This is the README to the Idiap's implementation of the i-vector system for Kaldi. It contains information about the package, implementation details, installation and compilation.
This implementation of the i-vector system is based on the standard i-vector extraction procedure. It contains code to estimate the T-matrix with the conventional EM algorithm for estimation of Eigenvoice matrices, estimate i-vectors given the T-matrix, features and corresponding posteriors.
The classes for T-matrix and sufficient statistics are modifications to the classes already present in Kaldi. Some irrelevant members are removed.
The i-vector is still a kaldi::Vector and is compatible with the LDA and PLDA backends already available in Kaldi.

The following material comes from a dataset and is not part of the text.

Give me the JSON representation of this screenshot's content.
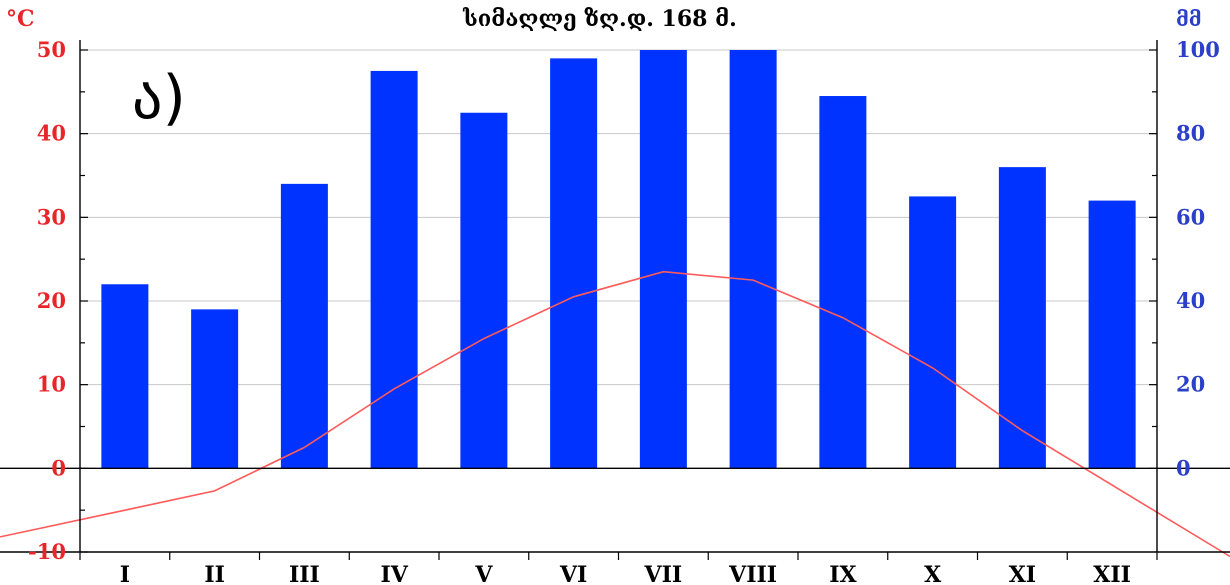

To compile the package simply follow the 2 steps
- export the path to kaldi souce in the environment variable $KALDI_DIR
export KALDI_DIR=/home/username/kaldi-trunk/
- Run make in the src/ directory
cd src/
make
Now, the binaries should have been created in the src/ivectorbin/ folder.

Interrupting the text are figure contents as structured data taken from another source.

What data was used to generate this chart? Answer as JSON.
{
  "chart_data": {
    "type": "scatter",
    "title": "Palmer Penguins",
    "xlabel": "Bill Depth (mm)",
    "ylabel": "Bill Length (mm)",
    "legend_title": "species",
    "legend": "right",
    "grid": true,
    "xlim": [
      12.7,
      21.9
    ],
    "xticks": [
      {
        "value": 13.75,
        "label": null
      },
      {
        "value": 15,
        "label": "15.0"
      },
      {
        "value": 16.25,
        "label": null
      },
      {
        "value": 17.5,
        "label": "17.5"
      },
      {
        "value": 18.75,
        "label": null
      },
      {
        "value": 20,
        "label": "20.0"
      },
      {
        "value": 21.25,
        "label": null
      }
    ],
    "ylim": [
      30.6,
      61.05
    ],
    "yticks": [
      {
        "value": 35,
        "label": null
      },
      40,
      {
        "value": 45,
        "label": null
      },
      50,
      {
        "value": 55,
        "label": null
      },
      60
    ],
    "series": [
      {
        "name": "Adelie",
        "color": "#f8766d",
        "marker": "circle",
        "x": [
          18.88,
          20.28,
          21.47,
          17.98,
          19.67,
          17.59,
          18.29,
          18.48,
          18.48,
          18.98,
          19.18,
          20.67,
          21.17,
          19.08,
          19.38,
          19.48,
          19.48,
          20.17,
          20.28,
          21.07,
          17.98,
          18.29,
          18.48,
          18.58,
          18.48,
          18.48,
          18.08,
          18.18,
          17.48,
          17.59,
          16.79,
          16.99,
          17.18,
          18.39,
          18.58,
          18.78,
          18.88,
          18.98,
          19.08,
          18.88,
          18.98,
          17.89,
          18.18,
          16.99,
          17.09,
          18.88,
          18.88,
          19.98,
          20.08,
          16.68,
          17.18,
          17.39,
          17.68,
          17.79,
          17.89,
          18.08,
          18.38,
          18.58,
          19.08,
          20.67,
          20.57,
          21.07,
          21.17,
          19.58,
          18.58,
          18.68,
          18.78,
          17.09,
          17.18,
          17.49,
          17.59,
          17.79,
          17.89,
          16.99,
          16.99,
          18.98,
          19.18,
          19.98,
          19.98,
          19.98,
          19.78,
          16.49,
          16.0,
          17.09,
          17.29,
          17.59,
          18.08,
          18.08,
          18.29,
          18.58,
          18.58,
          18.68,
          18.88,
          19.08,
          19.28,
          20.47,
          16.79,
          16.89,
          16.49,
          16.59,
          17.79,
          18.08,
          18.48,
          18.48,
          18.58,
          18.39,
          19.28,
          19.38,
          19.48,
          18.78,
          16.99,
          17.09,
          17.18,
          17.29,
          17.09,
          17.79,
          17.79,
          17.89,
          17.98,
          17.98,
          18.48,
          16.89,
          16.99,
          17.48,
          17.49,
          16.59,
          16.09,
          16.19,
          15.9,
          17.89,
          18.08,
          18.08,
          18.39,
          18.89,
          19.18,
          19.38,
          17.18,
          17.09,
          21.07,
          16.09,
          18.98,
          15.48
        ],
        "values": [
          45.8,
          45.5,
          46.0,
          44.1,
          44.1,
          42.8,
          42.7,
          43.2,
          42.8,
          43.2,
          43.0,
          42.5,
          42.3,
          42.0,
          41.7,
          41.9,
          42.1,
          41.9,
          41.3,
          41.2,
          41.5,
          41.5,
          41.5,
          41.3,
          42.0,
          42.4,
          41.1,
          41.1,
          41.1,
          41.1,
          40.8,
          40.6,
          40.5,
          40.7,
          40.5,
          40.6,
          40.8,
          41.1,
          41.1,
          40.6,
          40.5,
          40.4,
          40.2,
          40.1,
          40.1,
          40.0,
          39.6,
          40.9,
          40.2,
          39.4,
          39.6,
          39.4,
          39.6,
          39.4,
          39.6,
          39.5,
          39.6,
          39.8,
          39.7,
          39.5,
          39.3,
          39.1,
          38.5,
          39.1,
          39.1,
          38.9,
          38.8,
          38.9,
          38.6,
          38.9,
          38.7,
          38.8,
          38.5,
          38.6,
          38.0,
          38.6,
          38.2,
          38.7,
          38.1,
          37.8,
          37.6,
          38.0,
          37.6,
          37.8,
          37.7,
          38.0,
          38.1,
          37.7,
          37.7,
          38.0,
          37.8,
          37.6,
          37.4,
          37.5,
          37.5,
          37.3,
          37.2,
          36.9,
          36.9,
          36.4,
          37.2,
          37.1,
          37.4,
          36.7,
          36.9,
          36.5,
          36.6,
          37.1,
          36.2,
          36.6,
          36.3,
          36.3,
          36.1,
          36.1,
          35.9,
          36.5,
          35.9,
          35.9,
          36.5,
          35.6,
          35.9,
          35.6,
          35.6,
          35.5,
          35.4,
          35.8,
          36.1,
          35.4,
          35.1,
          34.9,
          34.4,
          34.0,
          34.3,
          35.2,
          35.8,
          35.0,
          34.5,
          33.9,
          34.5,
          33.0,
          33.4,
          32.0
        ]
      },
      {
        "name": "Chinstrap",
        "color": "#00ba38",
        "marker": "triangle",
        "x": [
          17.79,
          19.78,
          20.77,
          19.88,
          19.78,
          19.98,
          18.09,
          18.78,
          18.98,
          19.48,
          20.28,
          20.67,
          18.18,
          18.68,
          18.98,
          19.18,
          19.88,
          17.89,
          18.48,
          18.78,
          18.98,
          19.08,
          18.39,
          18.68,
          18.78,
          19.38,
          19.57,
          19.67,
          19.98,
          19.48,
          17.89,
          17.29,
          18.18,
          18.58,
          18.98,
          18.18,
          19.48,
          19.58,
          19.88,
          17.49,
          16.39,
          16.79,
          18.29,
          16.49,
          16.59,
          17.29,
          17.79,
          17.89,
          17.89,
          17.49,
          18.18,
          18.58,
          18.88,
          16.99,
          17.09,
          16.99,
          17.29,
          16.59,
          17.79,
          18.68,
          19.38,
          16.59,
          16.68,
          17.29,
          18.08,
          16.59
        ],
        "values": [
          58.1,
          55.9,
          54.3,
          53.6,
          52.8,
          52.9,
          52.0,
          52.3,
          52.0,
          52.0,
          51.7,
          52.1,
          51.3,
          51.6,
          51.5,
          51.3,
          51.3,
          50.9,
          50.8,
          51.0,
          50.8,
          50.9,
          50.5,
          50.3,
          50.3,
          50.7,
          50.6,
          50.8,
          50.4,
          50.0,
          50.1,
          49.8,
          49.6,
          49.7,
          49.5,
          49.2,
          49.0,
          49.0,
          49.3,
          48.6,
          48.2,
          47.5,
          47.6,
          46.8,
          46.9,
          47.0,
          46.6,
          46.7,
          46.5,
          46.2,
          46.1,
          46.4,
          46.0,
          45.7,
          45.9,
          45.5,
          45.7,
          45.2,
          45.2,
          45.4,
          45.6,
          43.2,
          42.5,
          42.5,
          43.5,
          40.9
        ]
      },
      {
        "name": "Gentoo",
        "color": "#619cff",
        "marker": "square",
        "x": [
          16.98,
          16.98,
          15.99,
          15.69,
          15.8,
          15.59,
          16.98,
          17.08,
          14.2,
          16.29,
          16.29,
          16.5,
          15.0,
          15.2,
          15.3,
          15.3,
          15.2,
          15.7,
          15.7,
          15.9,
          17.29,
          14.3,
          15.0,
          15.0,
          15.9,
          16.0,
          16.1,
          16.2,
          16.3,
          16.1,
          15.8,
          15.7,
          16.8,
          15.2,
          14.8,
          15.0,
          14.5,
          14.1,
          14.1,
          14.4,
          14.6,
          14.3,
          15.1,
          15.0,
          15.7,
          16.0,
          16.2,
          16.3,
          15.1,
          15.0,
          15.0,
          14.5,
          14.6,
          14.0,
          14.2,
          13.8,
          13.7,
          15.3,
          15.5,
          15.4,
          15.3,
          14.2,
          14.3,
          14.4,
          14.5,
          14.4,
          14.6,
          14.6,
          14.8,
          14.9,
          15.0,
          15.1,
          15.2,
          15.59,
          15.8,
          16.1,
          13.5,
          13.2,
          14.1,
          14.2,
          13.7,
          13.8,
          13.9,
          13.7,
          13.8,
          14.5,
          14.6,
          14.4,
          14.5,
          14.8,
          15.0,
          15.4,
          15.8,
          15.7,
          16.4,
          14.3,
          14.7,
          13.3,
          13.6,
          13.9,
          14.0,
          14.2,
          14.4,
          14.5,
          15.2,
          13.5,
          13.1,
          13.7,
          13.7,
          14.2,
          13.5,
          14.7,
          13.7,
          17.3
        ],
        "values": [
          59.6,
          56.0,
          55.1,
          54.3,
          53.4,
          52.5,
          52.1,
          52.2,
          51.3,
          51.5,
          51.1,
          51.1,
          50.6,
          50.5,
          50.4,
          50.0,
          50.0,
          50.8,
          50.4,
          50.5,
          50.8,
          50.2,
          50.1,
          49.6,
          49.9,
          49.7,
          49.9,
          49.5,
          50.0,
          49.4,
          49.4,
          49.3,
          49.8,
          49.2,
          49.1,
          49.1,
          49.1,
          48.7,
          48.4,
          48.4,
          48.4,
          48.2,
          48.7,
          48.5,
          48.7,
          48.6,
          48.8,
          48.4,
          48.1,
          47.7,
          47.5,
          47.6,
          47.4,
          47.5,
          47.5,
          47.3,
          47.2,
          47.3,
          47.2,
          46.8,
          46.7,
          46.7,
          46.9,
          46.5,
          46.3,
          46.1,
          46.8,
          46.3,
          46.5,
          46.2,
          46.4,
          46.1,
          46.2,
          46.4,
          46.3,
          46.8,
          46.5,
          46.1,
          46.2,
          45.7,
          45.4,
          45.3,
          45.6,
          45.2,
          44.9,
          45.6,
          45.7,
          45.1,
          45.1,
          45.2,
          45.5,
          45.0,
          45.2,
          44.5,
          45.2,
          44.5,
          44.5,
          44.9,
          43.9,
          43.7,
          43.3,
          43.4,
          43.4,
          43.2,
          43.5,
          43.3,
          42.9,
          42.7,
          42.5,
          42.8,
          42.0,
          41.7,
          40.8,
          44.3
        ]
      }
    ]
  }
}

The recipe equivalent to the kaldi recipe to train and test a speaker recognition system for NIST SRE 2008 dataset is available in the scripts folder. The file scripts/run.sh is the main recipe that calls other scripts from within.
The implementation is based on the i-vector systems in
[1] Glembek, Ondřej, et al. "Simplification and optimization of i-vector extraction." Acoustics, Speech and Signal Processing (ICASSP), 2011 IEEE International Conference on. IEEE, 2011.
[2] Madikeri, Srikanth. "A hybrid factor analysis and probabilistic pca-based system for dictionary learning and encoding for robust speaker recognition." Odyssey Workshop. 2012.